B) Incentivising Change
The Strategy maintains that, to incentivise change, Ofgem will implement an “agile regulatory environment” regarding data, digitalisation and its market design. While agile and regulated environments are often at odds, this action proposes that stakeholders will be incentivised to adopt new behaviours such as adhering to agreed standards, for example through network price control frameworks, or by integrating obligations into relevant licences. In particular, Ofgem intends to ensure data and digitalisation expectations are included as part of the design of the RIIO-2 price control regime for distribution networks, whereby network companies are required to comply with Energy Data Best Practice and Digitalisation Strategy and Action Plan guidance (which Ofgem recently consulted on).
The government is also developing a coordinated asset registration strategy for smaller scale assets such as behind-the-meter solar panels, electric vehicles charging, battery storage and heat pumps. This will assist system operators and network companies in having greater visibility of the energy assets on the system, which will in turn inform decisions on strategic investment that affect where network infrastructure is built, live network operations, and security of supply.
Moreover, the Strategy highlights that Ofgem will seek views on wider applications of data and digitalisation across its regulations, for example for other licenced entities such as generators or suppliers, and with industry codes. Further, Ofgem is due to conduct a holistic review in winter 2021/22 to understand new and existing data and digital monopolies, potentially adapting regulatory expectations on market actors.
C) Development of Digital Solutions
The Strategy outlines ambitions to work with industry to fund and develop innovative system-wide digital solutions and architecture, as well as to stimulate the market to develop new business models. So far, a number of innovation competitions have taken place, such as Innovate UK’s Modernising Energy Data Access competition to create a data access and governance framework for the sector. In addition, the Strategy commits to the improvement of visibility and searchability of energy datasets, firstly through an Energy Data Visibility Project, of which the first phase is to be ready by summer 2021, as well as through the development of a National Energy System Map by the Energy Networks Association.

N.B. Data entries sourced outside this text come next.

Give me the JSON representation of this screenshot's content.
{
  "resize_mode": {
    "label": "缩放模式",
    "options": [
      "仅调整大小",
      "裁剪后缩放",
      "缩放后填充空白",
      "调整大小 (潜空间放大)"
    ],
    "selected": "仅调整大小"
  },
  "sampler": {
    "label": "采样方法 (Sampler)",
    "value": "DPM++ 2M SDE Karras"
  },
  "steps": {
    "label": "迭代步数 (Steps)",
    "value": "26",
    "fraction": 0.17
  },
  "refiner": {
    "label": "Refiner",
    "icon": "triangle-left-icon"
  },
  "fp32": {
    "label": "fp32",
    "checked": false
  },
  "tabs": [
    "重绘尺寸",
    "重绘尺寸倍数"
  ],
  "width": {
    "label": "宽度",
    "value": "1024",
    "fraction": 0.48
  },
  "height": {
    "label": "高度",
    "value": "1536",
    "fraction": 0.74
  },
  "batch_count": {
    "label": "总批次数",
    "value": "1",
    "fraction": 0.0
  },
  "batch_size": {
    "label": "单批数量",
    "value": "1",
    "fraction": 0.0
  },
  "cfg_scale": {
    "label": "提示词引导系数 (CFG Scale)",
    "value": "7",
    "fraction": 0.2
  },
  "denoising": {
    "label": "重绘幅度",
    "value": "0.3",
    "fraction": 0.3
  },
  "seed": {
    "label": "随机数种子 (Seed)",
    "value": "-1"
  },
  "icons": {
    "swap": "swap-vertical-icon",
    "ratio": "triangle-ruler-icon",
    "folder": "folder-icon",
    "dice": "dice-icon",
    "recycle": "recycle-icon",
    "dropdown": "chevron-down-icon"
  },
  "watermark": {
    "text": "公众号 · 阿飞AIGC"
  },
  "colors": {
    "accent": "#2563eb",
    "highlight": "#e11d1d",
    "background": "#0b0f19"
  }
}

Digitalisation of the energy system will be no easy feat and will require the integration of millions of new and existing energy assets, deployment of sufficiently secure and smart infrastructure and the collaboration of varied – and sometimes competing – organisations.
A key challenge to date with digitalisation of the energy sector has been the lack of availability of shared, and meaningful, data. While the energy system is rich with valuable data, much of these datasets remain locked in silos, which results in a general lack of understanding in terms of what datasets are available, who holds them and how they can be used. Naturally data is more valuable when combined with other datasets, however without the right incentives and frameworks, it will be challenging to motivate organisations to share data with other stakeholders.
As the Strategy notes, our current energy system rarely treats data as a public asset and even where stakeholders are aware of what data exists and where, the lack of cohesive or coordinated standards and infrastructure to facilitate easy data exchange can make obtaining such datasets challenging. This lack of cohesion, combined with burdensome processes, such as overprotective and bespoke data sharing agreements, and low adoption of open-source technologies prevent energy data from reaching its full potential. As such, it may be the case that if the industry does not move with the speed that the Strategy necessitates, the government may seek to use further policy and regulatory levers to better support digitalisation efforts.